The maternal mortality rate of massive transfusion due to PPH in our study was low with 0.84 deaths per 100.000 maternities. This is comparable with the maternal mortality rate of PPH in the Netherlands reported by Schutte et al. between 1993 and 2005 (0.7 deaths per 100.000 maternities) [32]. Nearly three-quarters of women who received massive transfusion were admitted to an ICU, and about one-third experienced morbidity. This high rate of morbidity is consistent with other studies [12, 26]. The rate of morbidity may be higher in low-income settings where not all treatment modalities are available or for Jehovah’s witnesses who refuse blood products [3, 15, 33].
A key strength is that our results were based on a nationwide cohort compromising all hospitals in the Netherlands with a maternity unit. Considering that PPH cases requiring massive transfusion must have been managed in one of these units, our results are population-based.
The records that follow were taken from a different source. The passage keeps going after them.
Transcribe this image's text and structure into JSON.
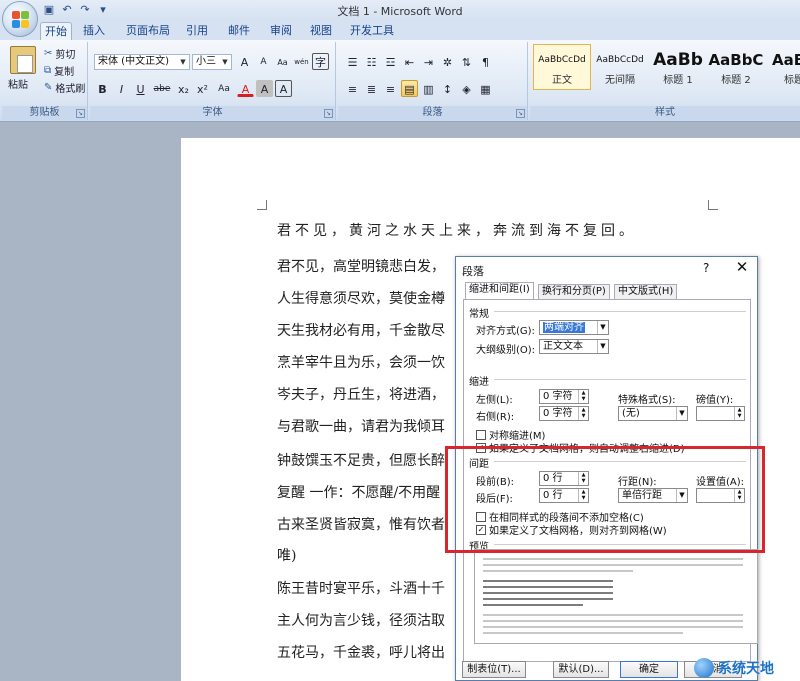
{
  "window": {
    "title": "文档 1 - Microsoft Word"
  },
  "qat": {
    "icons": [
      "save-icon",
      "undo-icon",
      "redo-icon",
      "customize-icon"
    ]
  },
  "tabs": [
    {
      "label": "开始",
      "active": true
    },
    {
      "label": "插入"
    },
    {
      "label": "页面布局"
    },
    {
      "label": "引用"
    },
    {
      "label": "邮件"
    },
    {
      "label": "审阅"
    },
    {
      "label": "视图"
    },
    {
      "label": "开发工具"
    }
  ],
  "ribbon": {
    "clipboard": {
      "label": "剪贴板",
      "paste": "粘贴",
      "cut": "剪切",
      "copy": "复制",
      "format_painter": "格式刷"
    },
    "font": {
      "label": "字体",
      "font_name": "宋体 (中文正文)",
      "font_size": "小三",
      "bold": "B",
      "italic": "I",
      "underline": "U",
      "strike": "abe",
      "sub": "x₂",
      "sup": "x²",
      "grow": "A",
      "shrink": "A",
      "clear": "Aa",
      "color": "A",
      "pinyin": "wén",
      "border": "A",
      "char_shade": "A",
      "enclose": "字"
    },
    "paragraph": {
      "label": "段落"
    },
    "styles": {
      "label": "样式",
      "items": [
        {
          "sample": "AaBbCcDd",
          "name": "正文",
          "selected": true
        },
        {
          "sample": "AaBbCcDd",
          "name": "无间隔"
        },
        {
          "sample": "AaBb",
          "name": "标题 1"
        },
        {
          "sample": "AaBbC",
          "name": "标题 2"
        },
        {
          "sample": "AaBb",
          "name": "标题"
        }
      ]
    }
  },
  "document": {
    "lines": [
      "君不见，黄河之水天上来，奔流到海不复回。",
      "君不见，高堂明镜悲白发，",
      "人生得意须尽欢，莫使金樽",
      "天生我材必有用，千金散尽",
      "烹羊宰牛且为乐，会须一饮",
      "岑夫子，丹丘生，将进酒，",
      "与君歌一曲，请君为我倾耳",
      "钟鼓馔玉不足贵，但愿长醉",
      "复醒 一作：不愿醒/不用醒",
      "古来圣贤皆寂寞，惟有饮者",
      "唯)",
      "陈王昔时宴平乐，斗酒十千",
      "主人何为言少钱，径须沽取",
      "五花马，千金裘，呼儿将出"
    ]
  },
  "dialog": {
    "title": "段落",
    "help": "?",
    "close": "✕",
    "tabs": [
      {
        "label": "缩进和间距(I)",
        "active": true
      },
      {
        "label": "换行和分页(P)"
      },
      {
        "label": "中文版式(H)"
      }
    ],
    "general": {
      "heading": "常规",
      "alignment_label": "对齐方式(G):",
      "alignment_value": "两端对齐",
      "outline_label": "大纲级别(O):",
      "outline_value": "正文文本"
    },
    "indent": {
      "heading": "缩进",
      "left_label": "左侧(L):",
      "left_value": "0 字符",
      "right_label": "右侧(R):",
      "right_value": "0 字符",
      "special_label": "特殊格式(S):",
      "special_value": "(无)",
      "by_label": "磅值(Y):",
      "by_value": "",
      "mirror_label": "对称缩进(M)",
      "mirror_checked": false,
      "auto_label": "如果定义了文档网格，则自动调整右缩进(D)",
      "auto_checked": true
    },
    "spacing": {
      "heading": "间距",
      "before_label": "段前(B):",
      "before_value": "0 行",
      "after_label": "段后(F):",
      "after_value": "0 行",
      "line_label": "行距(N):",
      "line_value": "单倍行距",
      "at_label": "设置值(A):",
      "at_value": "",
      "no_space_label": "在相同样式的段落间不添加空格(C)",
      "no_space_checked": false,
      "snap_label": "如果定义了文档网格，则对齐到网格(W)",
      "snap_checked": true
    },
    "preview": {
      "heading": "预览"
    },
    "buttons": {
      "tabs": "制表位(T)...",
      "default": "默认(D)...",
      "ok": "确定",
      "cancel": "取消"
    }
  },
  "watermark": {
    "text": "系统天地"
  },
  "colors": {
    "highlight": "#d8262e",
    "selection": "#3a78d6",
    "ribbon_text": "#15428b"
  }
}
Furthermore, our results are directly comparable to those of Green et al. who used the same definition for massive transfusion in their analysis of a UK cohort [12].
However, number of red blood cell concentrates as definition for massive transfusion remains an indicator with shortcomings as well, since it can be influenced by other factors, such as obstetrician’s decision-making. We also acknowledge that our data are from 2004 to 2006 and may not reflect the current situation. Since the incidence of PPH increased significantly throughout the years in many countries, but the incidence of obstetric blood transfusion in the Netherlands decreased [3], it is possible that the incidence of massive transfusion due to PPH may have reduced in recent years, but this is subject of further assessment. There may have been inclusion bias, since identification and management of cases may differ between obstetricians and hospitals. Underreporting is a concern, however, we have previously observed that there is a negative correlation between the rate of underreporting and the number of red blood cell concentrates transfused [34]. Therefore, we would expect a low rate of underreporting. The considerable number of women without a known Hb-level at discharge is likely due to missing data, as a result of the design of the LEMMoN-database that did not specifically include Hb-level at discharge.
Nevertheless, this study makes clear that the incidence of PPH requiring massive transfusion was high in the Netherlands at that time compared to other countries and further research of contemporary obstetric cohorts is needed to allow for more up to date international comparisons of rates of transfusion and hemorrhage-related morbidity. Networks such as the International Network of Obstetric Surveillance Systems (INOSS) could facilitate such studies [35].